In Northern Ireland, it’s black and white the issues of Green and Orange, Protestant and Catholic, unionist and nationalist, planter and Gael, Erin and Saxon, colonist and colonised, oppressor and oppressed, the genocider and the genocided, the victimiser and victim, British and Irish.

Except it’s not like that. It’s easy and to think that you’re one or the other. But it’s emphatically lazy, wrong and irresponsible to think history and modern life as one or the other.

History and life is lived in many shades, not in black and white. And sometimes people are colour blind, taller or smaller and see one object or event from a diametrically opposite position and draw diametrically opposite conclusions.

Jeremy Bentham said:

“There are two classes of people in the world; those who divide people into two classes and those who do not.”

Northern Ireland needs to see history and identity as a complex rainbow, just as it is in the video above, not black and white.

Interestingly, the republican movement so synonymous with the rainbow equality movement is also most associated with the simple concept of Irishness and Irish history where Erin is biblically white and the Saxon is a hellish black.

As Eoin O’Malley wrote:

“Nationalism in Ireland cannot sit easily with anti-immigrant bigotry (as long as the immigrants are not long settled Protestants).”

It is not a question of the Elizabethan plantation inaugurating an age of discord and death. As ATQ Stewart wrote:

“Violence would appear to be endemic in Irish society… as far back as history is recorded.”

The fashionable narrative now really is that Catholic is Erin and virtue, Protestant is planter and guilt. Yet I can say, speaking as an agnostic Protestant, that I daily encounter crudely simple and brutally bigoted views from republicans who truly see my type as blood-sucking planters. If 800 years is within the parameters of debate, why no words for the brutal invasion and occupation of the natives of our sister island (Wales finds it origins in the old English word for slave)?

And I ask, in the words of George Orwell:

“Why is it that the worst extremes of jingoism and racialism have to be tolerated when they come from an [fior gael] Irishman?”

Professor Louise Richardson, a self-described “Catholic country girl”, said today (June 3 2016) on Desert Island Discs:

“By the time I got to Trinity College Dublin, and certainly in the course of my time there when I learnt a different version of Irish history, I was much less convinced and I think that’s part of what education does, it robs you of your certitude, it sows doubt. And it certainly sowed doubt in my whole view of Irish politics.
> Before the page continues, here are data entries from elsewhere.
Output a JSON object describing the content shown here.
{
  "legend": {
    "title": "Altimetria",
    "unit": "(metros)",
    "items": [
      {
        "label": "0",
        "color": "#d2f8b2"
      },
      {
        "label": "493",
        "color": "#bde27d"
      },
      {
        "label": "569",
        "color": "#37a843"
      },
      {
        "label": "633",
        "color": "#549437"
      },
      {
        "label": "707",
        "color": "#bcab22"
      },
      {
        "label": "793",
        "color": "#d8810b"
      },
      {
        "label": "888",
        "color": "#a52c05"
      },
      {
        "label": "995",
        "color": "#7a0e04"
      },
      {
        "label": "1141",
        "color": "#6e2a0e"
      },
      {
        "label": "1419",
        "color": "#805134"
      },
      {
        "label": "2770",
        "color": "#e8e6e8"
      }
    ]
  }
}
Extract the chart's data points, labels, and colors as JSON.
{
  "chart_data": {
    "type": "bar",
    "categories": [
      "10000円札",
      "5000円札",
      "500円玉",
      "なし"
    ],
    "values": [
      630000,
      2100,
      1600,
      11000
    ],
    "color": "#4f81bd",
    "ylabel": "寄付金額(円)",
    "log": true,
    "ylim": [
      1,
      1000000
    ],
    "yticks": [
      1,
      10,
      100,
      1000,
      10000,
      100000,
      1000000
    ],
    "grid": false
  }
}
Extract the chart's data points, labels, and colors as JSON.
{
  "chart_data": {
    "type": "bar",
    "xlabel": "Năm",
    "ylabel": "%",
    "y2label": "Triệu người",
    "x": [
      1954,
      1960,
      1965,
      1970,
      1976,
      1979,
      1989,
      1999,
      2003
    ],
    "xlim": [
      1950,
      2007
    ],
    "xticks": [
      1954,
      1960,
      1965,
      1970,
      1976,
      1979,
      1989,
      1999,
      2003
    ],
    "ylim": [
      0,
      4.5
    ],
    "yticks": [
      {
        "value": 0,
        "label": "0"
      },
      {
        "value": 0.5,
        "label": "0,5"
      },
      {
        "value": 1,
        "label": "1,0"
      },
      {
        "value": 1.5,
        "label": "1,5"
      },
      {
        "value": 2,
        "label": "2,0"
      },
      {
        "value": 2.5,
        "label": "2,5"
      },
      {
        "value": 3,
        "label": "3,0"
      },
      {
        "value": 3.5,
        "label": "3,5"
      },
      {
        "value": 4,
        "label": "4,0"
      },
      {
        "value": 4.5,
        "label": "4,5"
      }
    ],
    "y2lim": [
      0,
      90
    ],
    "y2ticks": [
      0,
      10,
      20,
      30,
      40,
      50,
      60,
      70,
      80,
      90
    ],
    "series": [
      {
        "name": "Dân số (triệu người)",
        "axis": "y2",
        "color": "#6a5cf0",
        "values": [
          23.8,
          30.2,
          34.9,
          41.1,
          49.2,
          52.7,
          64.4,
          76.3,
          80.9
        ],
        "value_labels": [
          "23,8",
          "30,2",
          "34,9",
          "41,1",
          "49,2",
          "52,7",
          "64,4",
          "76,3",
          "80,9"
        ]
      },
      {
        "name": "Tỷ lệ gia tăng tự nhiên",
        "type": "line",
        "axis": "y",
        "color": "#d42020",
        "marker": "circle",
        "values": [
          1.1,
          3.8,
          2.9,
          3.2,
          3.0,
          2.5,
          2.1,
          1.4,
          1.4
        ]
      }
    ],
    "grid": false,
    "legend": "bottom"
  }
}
It was a gradual awakening.”

If we conducted an experiment like the video above would we suddenly rob republicans and unionists alike of their certitudes?

We would surely find self-professed and unbending “gaels” who are part or even whole planter, and unbending planters who are part or even whole “gael”.
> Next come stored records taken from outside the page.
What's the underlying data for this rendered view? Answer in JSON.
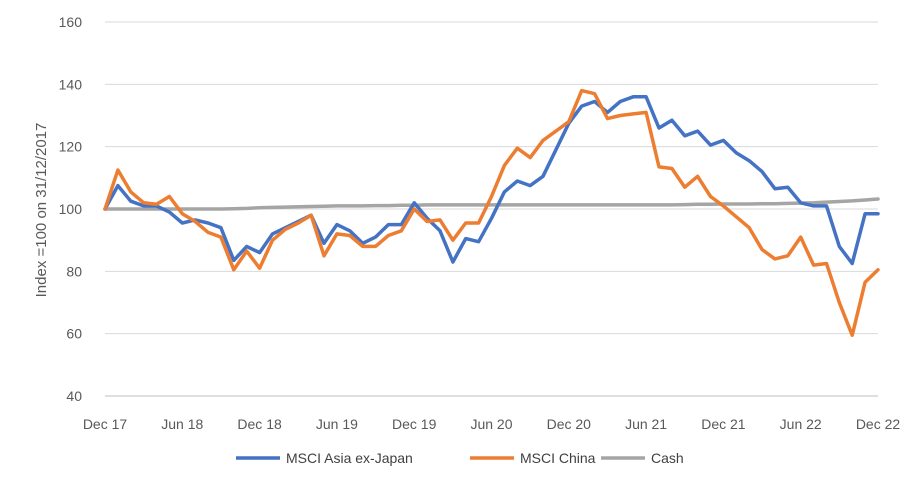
{
  "chart_data": {
    "type": "line",
    "title": "",
    "xlabel": "",
    "ylabel": "Index =100 on 31/12/2017",
    "ylim": [
      40,
      160
    ],
    "yticks": [
      "40",
      "60",
      "80",
      "100",
      "120",
      "140",
      "160"
    ],
    "xticks": [
      "Dec 17",
      "Jun 18",
      "Dec 18",
      "Jun 19",
      "Dec 19",
      "Jun 20",
      "Dec 20",
      "Jun 21",
      "Dec 21",
      "Jun 22",
      "Dec 22"
    ],
    "grid": true,
    "legend": "bottom",
    "x_months": [
      0,
      1,
      2,
      3,
      4,
      5,
      6,
      7,
      8,
      9,
      10,
      11,
      12,
      13,
      14,
      15,
      16,
      17,
      18,
      19,
      20,
      21,
      22,
      23,
      24,
      25,
      26,
      27,
      28,
      29,
      30,
      31,
      32,
      33,
      34,
      35,
      36,
      37,
      38,
      39,
      40,
      41,
      42,
      43,
      44,
      45,
      46,
      47,
      48,
      49,
      50,
      51,
      52,
      53,
      54,
      55,
      56,
      57,
      58,
      59,
      60
    ],
    "series": [
      {
        "name": "MSCI Asia ex-Japan",
        "color": "#4472C4",
        "values": [
          100,
          107.5,
          102.5,
          101,
          101,
          99,
          95.5,
          96.5,
          95.5,
          94,
          83.5,
          88,
          86,
          92,
          94,
          96,
          98,
          89,
          95,
          93,
          89,
          91,
          95,
          95,
          102,
          97,
          93,
          83,
          90.5,
          89.5,
          97,
          105.5,
          109,
          107.5,
          110.5,
          119,
          127.5,
          133,
          134.5,
          131,
          134.5,
          136,
          136,
          126,
          128.5,
          123.5,
          125,
          120.5,
          122,
          118,
          115.5,
          112,
          106.5,
          107,
          102,
          101,
          101,
          88,
          82.5,
          98.5,
          98.5
        ]
      },
      {
        "name": "MSCI China",
        "color": "#ED7D31",
        "values": [
          100,
          112.5,
          105.5,
          102,
          101.5,
          104,
          98.5,
          96,
          92.5,
          91,
          80.5,
          86.5,
          81,
          90,
          93.5,
          95.5,
          98,
          85,
          92,
          91.5,
          88,
          88,
          91.5,
          93,
          100,
          96,
          96.5,
          90,
          95.5,
          95.5,
          104,
          114,
          119.5,
          116.5,
          122,
          125,
          128,
          138,
          137,
          129,
          130,
          130.5,
          131,
          113.5,
          113,
          107,
          110.5,
          104,
          101,
          97.5,
          94,
          87,
          84,
          85,
          91,
          82,
          82.5,
          70,
          59.5,
          76.5,
          80.5
        ]
      },
      {
        "name": "Cash",
        "color": "#A5A5A5",
        "values": [
          100,
          100,
          100,
          100,
          100,
          100,
          100,
          100,
          100,
          100,
          100.1,
          100.2,
          100.4,
          100.5,
          100.6,
          100.7,
          100.8,
          100.9,
          101,
          101,
          101,
          101.1,
          101.1,
          101.2,
          101.2,
          101.3,
          101.3,
          101.3,
          101.3,
          101.3,
          101.3,
          101.3,
          101.3,
          101.3,
          101.3,
          101.3,
          101.3,
          101.3,
          101.3,
          101.3,
          101.3,
          101.3,
          101.3,
          101.3,
          101.3,
          101.4,
          101.5,
          101.5,
          101.6,
          101.6,
          101.6,
          101.7,
          101.7,
          101.8,
          101.9,
          102,
          102.2,
          102.4,
          102.6,
          102.9,
          103.2
        ]
      }
    ]
  }
}
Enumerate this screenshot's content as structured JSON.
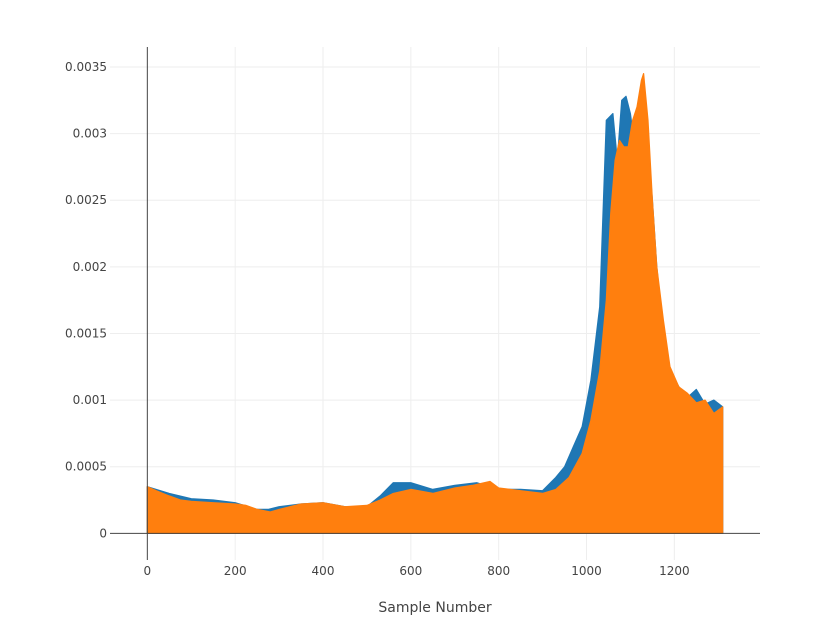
{
  "chart_data": {
    "type": "area",
    "title": "",
    "xlabel": "Sample Number",
    "ylabel": "",
    "xlim": [
      -85,
      1395
    ],
    "ylim": [
      -0.0002,
      0.00365
    ],
    "x_ticks": [
      0,
      200,
      400,
      600,
      800,
      1000,
      1200
    ],
    "x_tick_labels": [
      "0",
      "200",
      "400",
      "600",
      "800",
      "1000",
      "1200"
    ],
    "y_ticks": [
      0,
      0.0005,
      0.001,
      0.0015,
      0.002,
      0.0025,
      0.003,
      0.0035
    ],
    "y_tick_labels": [
      "0",
      "0.0005",
      "0.001",
      "0.0015",
      "0.002",
      "0.0025",
      "0.003",
      "0.0035"
    ],
    "grid": true,
    "legend": "none",
    "series": [
      {
        "color": "#1f77b4",
        "x": [
          0,
          50,
          100,
          150,
          200,
          250,
          275,
          300,
          350,
          400,
          450,
          500,
          530,
          560,
          600,
          650,
          700,
          750,
          800,
          850,
          900,
          930,
          950,
          970,
          990,
          1010,
          1030,
          1045,
          1060,
          1070,
          1080,
          1090,
          1100,
          1110,
          1115,
          1120,
          1125,
          1130,
          1140,
          1150,
          1160,
          1175,
          1190,
          1210,
          1230,
          1250,
          1270,
          1290,
          1310
        ],
        "y": [
          0.00035,
          0.0003,
          0.00026,
          0.00025,
          0.00023,
          0.00018,
          0.00018,
          0.0002,
          0.00022,
          0.00023,
          0.0002,
          0.0002,
          0.00028,
          0.00038,
          0.00038,
          0.00033,
          0.00036,
          0.00038,
          0.00033,
          0.00033,
          0.00032,
          0.00042,
          0.0005,
          0.00065,
          0.0008,
          0.00115,
          0.0017,
          0.0031,
          0.00315,
          0.0028,
          0.00325,
          0.00328,
          0.00315,
          0.0029,
          0.0026,
          0.0027,
          0.0032,
          0.0034,
          0.0029,
          0.0025,
          0.002,
          0.0015,
          0.00122,
          0.0011,
          0.00102,
          0.00108,
          0.00097,
          0.001,
          0.00095
        ]
      },
      {
        "color": "#ff7f0e",
        "x": [
          0,
          20,
          50,
          75,
          100,
          150,
          200,
          225,
          250,
          280,
          300,
          350,
          400,
          450,
          500,
          530,
          560,
          600,
          650,
          700,
          740,
          780,
          800,
          850,
          900,
          930,
          960,
          990,
          1010,
          1030,
          1045,
          1055,
          1065,
          1075,
          1085,
          1095,
          1105,
          1115,
          1125,
          1130,
          1140,
          1150,
          1160,
          1175,
          1190,
          1210,
          1230,
          1250,
          1270,
          1290,
          1310
        ],
        "y": [
          0.00035,
          0.00032,
          0.00028,
          0.00025,
          0.00024,
          0.00023,
          0.00022,
          0.00021,
          0.00018,
          0.00016,
          0.00018,
          0.00022,
          0.00023,
          0.0002,
          0.00021,
          0.00025,
          0.0003,
          0.00033,
          0.0003,
          0.00034,
          0.00036,
          0.00039,
          0.00034,
          0.00032,
          0.0003,
          0.00033,
          0.00042,
          0.0006,
          0.00085,
          0.00122,
          0.00175,
          0.0024,
          0.0028,
          0.00295,
          0.0029,
          0.0029,
          0.0031,
          0.0032,
          0.0034,
          0.00345,
          0.0031,
          0.0025,
          0.002,
          0.0016,
          0.00125,
          0.0011,
          0.00105,
          0.00098,
          0.001,
          0.0009,
          0.00095
        ]
      }
    ]
  }
}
And lastly, how come it is that Americans can revere their history of the frontiersman and adventurer? America has Lewis and Clark – noble adventurers or heinous dispossessors, depending on your end of the argument. Isn’t that a conflict of interest for Irish-America?

Certainly it was a TITANIC hypocrisy for Irish-American Niall O’Dowd, writing from the planted Manhattan island, to criticise the plantation of Ulster.

Are Irish Americans are as passionate about changing Buffalo, New York back to its native name, as they are with removing the prefix from Londonderry?

Most myths and stories are shaped by binary oppositions in thinking. This may work for bed-time stories, but not for governing a country. Historicity should be as important as numeracy and literacy. Northern Ireland needs more multiples and scepticism, less binaries and certainty.

Bring on the Northern Ireland version of ‘momondo – The DNA Journey’.